Тогда (там) я чувствовал себя, скорее, загнанным зверенышем. Мотался по периферийным вузам. В одном припечет – в другой подамся. Благо, друзья подсобляли. Не знаю, как Нинуля выдерживала. Но вот уехал, удрал, убежал –
Наблюдая толпу, все полнее и полнее убеждался, что ничего лучшего она не заслуживает. И интеллигенция, и народ, и вообще вся публика, из кого б она ни состояла, вполне прилично притерлись к режиму, приноровились к нему и исполняли свои роли на вполне благополучном уровне, а на таких отщепенцев, как я, смотрели, как на провокаторов и нарушителей спокойствия. Так как мне никогда ничего больше всех не надо было, то коммунизм я считал естественным, заслуженным и даже разумным наказанием или наградой, что, в принципе, – одно и тоже. Знаменитая гегелевская формула, над которой в свое время в яром неравном поединке сцепились Герцен с Белинским, – все действительное разумно, – удостоверялась в моем сознании всем спектром жизни моего ближнего и дальнего окружения. От Москвы до самых до окраин.
Призывая всех жить не по лжи, Солженицын не заметил простой штуки. Исполнение этой голубой мечты требовало выхода из роли, и потому сам призыв в среде мимикрирующей интеллигенции считался, прежде всего, неэтичным.
Что может быть более отвратительное, чем пьедестал учителя жизни. Исаак на днях гениально скаламбурил: не пьедестал, а
Я бежал от России – не от коммунизма. От своих русских друзей, таких же, в общем, неприкаянных губошлепов, как и сам, но вдруг почувствовавших во мне чужака, не нашего, оскорбляющего все наше, ненавидящего все наше: нашу великую литературу и нашу великую историю, и наш великий народ.

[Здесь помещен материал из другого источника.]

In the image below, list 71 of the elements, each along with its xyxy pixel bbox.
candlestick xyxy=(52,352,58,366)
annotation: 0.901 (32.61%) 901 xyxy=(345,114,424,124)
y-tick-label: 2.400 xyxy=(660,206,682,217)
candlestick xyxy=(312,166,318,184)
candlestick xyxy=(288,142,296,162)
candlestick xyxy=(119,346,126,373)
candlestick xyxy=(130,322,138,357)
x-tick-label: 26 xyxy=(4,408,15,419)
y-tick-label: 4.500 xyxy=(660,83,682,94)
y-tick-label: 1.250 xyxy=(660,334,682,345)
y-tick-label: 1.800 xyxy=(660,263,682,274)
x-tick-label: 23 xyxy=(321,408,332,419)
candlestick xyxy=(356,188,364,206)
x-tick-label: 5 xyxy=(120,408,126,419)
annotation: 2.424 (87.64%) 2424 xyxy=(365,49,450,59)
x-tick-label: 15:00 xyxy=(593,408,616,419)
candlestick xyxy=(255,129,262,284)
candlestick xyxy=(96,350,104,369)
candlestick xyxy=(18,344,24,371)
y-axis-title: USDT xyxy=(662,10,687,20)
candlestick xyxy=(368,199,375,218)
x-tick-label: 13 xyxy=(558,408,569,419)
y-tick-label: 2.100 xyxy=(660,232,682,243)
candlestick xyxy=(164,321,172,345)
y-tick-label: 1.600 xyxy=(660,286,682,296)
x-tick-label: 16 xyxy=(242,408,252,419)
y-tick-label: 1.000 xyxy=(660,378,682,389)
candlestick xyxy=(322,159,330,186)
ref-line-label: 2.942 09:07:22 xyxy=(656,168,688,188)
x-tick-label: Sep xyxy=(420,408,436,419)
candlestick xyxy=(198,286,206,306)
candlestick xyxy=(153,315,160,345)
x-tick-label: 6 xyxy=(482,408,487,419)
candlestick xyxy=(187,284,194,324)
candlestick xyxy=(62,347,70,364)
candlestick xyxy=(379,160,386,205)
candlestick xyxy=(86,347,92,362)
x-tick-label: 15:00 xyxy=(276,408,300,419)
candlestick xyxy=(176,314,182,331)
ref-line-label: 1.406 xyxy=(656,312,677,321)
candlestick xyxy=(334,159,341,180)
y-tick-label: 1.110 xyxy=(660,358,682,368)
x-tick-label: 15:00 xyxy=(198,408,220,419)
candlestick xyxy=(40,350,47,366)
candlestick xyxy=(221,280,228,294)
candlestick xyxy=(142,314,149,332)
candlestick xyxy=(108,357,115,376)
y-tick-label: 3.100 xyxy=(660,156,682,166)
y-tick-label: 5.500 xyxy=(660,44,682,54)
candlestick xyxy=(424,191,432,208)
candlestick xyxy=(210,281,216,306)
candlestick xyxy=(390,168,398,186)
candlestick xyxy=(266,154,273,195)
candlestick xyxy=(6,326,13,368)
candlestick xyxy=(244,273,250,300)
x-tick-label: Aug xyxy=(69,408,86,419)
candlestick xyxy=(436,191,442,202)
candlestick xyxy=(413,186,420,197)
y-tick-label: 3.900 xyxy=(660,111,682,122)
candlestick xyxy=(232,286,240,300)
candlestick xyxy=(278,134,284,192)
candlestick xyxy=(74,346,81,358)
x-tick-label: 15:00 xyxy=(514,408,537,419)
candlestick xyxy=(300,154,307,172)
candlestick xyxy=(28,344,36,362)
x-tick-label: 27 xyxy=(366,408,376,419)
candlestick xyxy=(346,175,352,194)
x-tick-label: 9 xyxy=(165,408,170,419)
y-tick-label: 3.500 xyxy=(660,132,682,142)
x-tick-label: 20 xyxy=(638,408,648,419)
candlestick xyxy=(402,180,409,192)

И вот тогда и только тогда, когда я стал в глазах своих собутыльников, своих
– Ну что, сделаешь пацанам своим обрезание?
– Сделаю. Непременно сделаю. Все обрежу! Все!
Я заканчиваю есть, смотрю на Сему с Гришей. Стариканы мы все, черт возьми. Еще вчера бычки стреляли в подворотнях, а сегодня у Семы голова в серебре, а у Гриши животик будь здоров – генерала на пенсии, да и морщин полно. Да и потомство уже вон какое вымахало. Да оно на выданье. Да у него свадьбы. Давно мы свои-то отплясали?
– Ну что, – вырывается у меня вдруг помимо воли, – вы уже примирились с тем, что Сашку поп венчать будет?
– Сказать тебе точно, кто ты? – отвечает Гриша вопросом на вопрос. – А? Сказать тебе? – и припечатывает, точно клопа к стенке. – Ты не просто поц. Ты полный поц.
А Сема без малейшего промедления, зато с немалым энтузиазмом добавляет, что он с мнением Гриши совершенно согласный.
И был вечер.
И был вечер.
И настало утро.
Яркое, жаркое, знойное, липкое утро свадебного дня.
Господи, неужели жара так и не спадет? Но фраки же черные! Суконные, жаркие, душные. Пышные бальные платья!
Дел у нас на сегодня вроде бы не много, но суета и нервозность уже висят в воздухе, немало отяжеляя и без того нелегкую липко-знойную материю этого исторического утра. На пять часов назначена свадебная церемония. К четырем начнут съезжаться гости. Нам надлежит быть там хотя бы на полчаса раньше – в полной боевой готовности, при полном параде.